Entre les deux : l'EI au réel (entreprise individuelle non micro), l'EURL (équivalent SARL unipersonnel, avec dirigeant TNS), la SARL (à partir de deux associés). Cette page se concentre sur l'arbitrage le plus fréquent — auto-entrepreneur ou SASU.
Critère 1 — Plafond de chiffre d'affaires
Auto-entrepreneur. Plafonds de CA annuels à respecter, qui dépendent de la nature de l'activité (prestations de service, vente de marchandises). Le courtage en énergie relève des prestations de service, avec un plafond de CA de l'ordre de quelques dizaines de milliers d'euros par an (les seuils exacts évoluent régulièrement — vérifier au moment de la création). En cas de dépassement deux années consécutives, basculement automatique au régime réel.
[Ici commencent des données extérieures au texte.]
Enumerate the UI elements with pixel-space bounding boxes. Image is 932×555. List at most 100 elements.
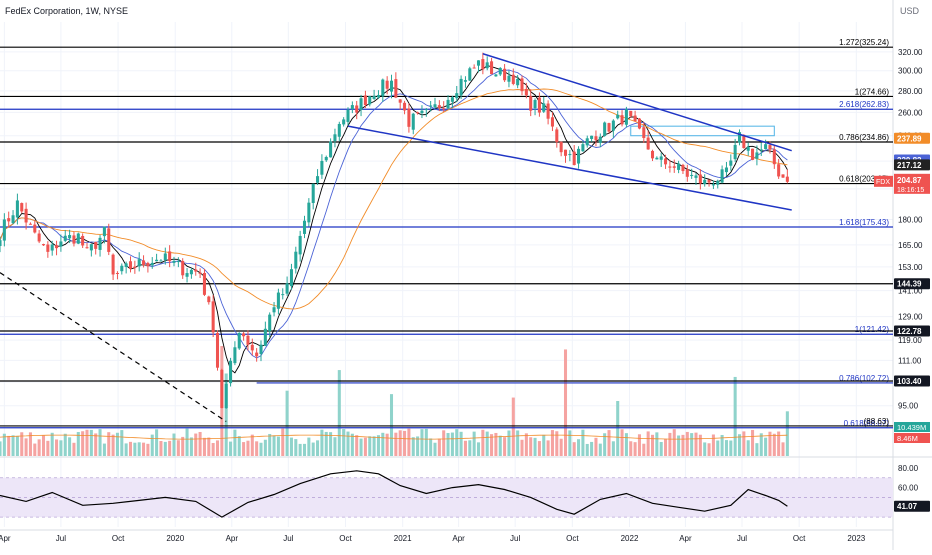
volume-bar [611, 441, 615, 456]
candle-body [302, 220, 307, 234]
candle-body [272, 307, 276, 313]
rsi-tick-label: 60.00 [898, 484, 919, 493]
volume-bar [607, 430, 611, 456]
candle-body [646, 137, 650, 150]
candle-body [2, 219, 6, 241]
volume-ma-line [0, 434, 788, 440]
volume-bar [320, 429, 324, 456]
candle-body [777, 164, 781, 177]
candle-body [594, 136, 598, 141]
channel-line [482, 53, 792, 152]
candle-body [568, 154, 572, 156]
candle-body [424, 109, 428, 111]
volume-bar [733, 376, 737, 456]
candle-body [755, 152, 759, 159]
volume-bar [389, 394, 394, 456]
rsi-band [0, 477, 893, 518]
volume-bar [450, 432, 454, 456]
candle-body [524, 88, 528, 96]
candle-body [41, 244, 46, 246]
volume-bar [385, 433, 389, 456]
fib-level-label: 0.786(234.86) [839, 133, 889, 142]
candle-body [59, 241, 63, 247]
candles [0, 52, 789, 409]
price-label-box [894, 159, 930, 171]
candle-body [376, 94, 380, 98]
candle-body [268, 314, 272, 332]
volume-bar [524, 433, 528, 456]
volume-bar [572, 442, 576, 456]
volume-bar [255, 441, 259, 456]
volume-bar [263, 439, 267, 456]
volume-bar [755, 443, 759, 456]
candle-body [142, 260, 146, 266]
volume-bar [707, 443, 711, 456]
rsi-path [0, 470, 788, 518]
volume-bar [333, 437, 337, 456]
volume-bar [498, 435, 502, 456]
volume-bar [433, 442, 437, 456]
candle-body [677, 163, 681, 170]
candle-body [250, 344, 254, 351]
volume-bar [346, 431, 350, 456]
y-tick-label: 180.00 [898, 216, 923, 225]
x-tick-label: Oct [339, 534, 352, 543]
candle-body [102, 226, 106, 237]
volume-bar [559, 438, 563, 456]
candle-body [63, 235, 67, 241]
last-price-box [894, 173, 930, 194]
volume-bar [694, 432, 698, 456]
volume-bar [63, 433, 67, 456]
volume-bar [102, 443, 106, 456]
candle-body [559, 141, 563, 153]
volume-bar [703, 442, 707, 456]
volume-bar [242, 442, 246, 456]
candle-body [550, 117, 554, 127]
candle-body [598, 136, 602, 143]
volume-bar [115, 432, 119, 456]
volume-bar [155, 429, 159, 456]
volume-bar [681, 434, 685, 456]
volume-bar [577, 439, 581, 456]
volume-bar [181, 436, 185, 456]
candle-body [220, 369, 224, 408]
candle-body [7, 218, 11, 222]
candle-body [633, 115, 637, 122]
volume-bar [742, 431, 746, 456]
candle-body [450, 97, 454, 102]
rsi-line [0, 470, 788, 518]
candle-body [111, 254, 115, 275]
candle-body [24, 208, 28, 223]
x-tick-label: Oct [793, 534, 806, 543]
volume-bar [368, 436, 372, 456]
candle-body [572, 151, 576, 166]
volume-bar [133, 442, 137, 456]
candle-body [485, 62, 489, 69]
volume-bar [737, 434, 742, 456]
fib-level-label: 1(121.42) [855, 325, 890, 334]
candle-body [46, 244, 50, 252]
volume-bar [716, 440, 720, 456]
volume-bar [659, 441, 663, 456]
last-price-text: 204.87 [897, 176, 922, 185]
volume-bar [476, 442, 481, 456]
volume-bar [729, 440, 733, 456]
candle-body [490, 61, 494, 75]
candle-body [642, 127, 646, 139]
candle-body [385, 80, 389, 89]
candle-body [416, 112, 420, 114]
candle-body [698, 174, 702, 184]
volume-bar [759, 433, 763, 456]
candle-body [476, 60, 481, 66]
volume-bar [668, 432, 672, 456]
candle-body [85, 247, 89, 249]
volume-bar [637, 434, 641, 456]
volume-bar [163, 441, 167, 456]
volume-bar [11, 435, 15, 456]
volume-bar [85, 429, 89, 456]
volume-bar [259, 442, 263, 456]
volume-bar [316, 440, 320, 456]
volume-bar [137, 442, 141, 456]
candle-body [163, 253, 167, 261]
SASU. Aucun plafond de CA. La société peut grossir sans contrainte structurelle.
Le plafond est le critère le plus discriminant. Un cabinet de courtage qui vise un CA significatif sur plusieurs années dépasse rapidement les seuils micro. Si le projet est ambitieux dès le départ, la SASU s'impose. Si le projet est un test ou une activité complémentaire, l'auto-entreprise tient.
Critère 2 — Charges sociales
Auto-entrepreneur. Cotisations sociales calculées en pourcentage du CA (taux forfaitaire variable selon l'activité, autour de 21-23 % pour les prestations de service en BNC à date de mai 2026, à vérifier au moment de la création). Pas de cotisation si pas de CA. Protection sociale TNS basique (maladie, retraite, invalidité-décès).
SASU. Le président de SASU est assimilé salarié pour les cotisations sur sa rémunération — charges sociales lourdes, de l'ordre de 75-80 % du net en charges totales (employeur + salarié). Protection sociale complète (régime général). En contrepartie, s'il ne se rémunère pas (par exemple en début d'activité), aucune cotisation sociale n'est due — la trésorerie s'accumule dans la société.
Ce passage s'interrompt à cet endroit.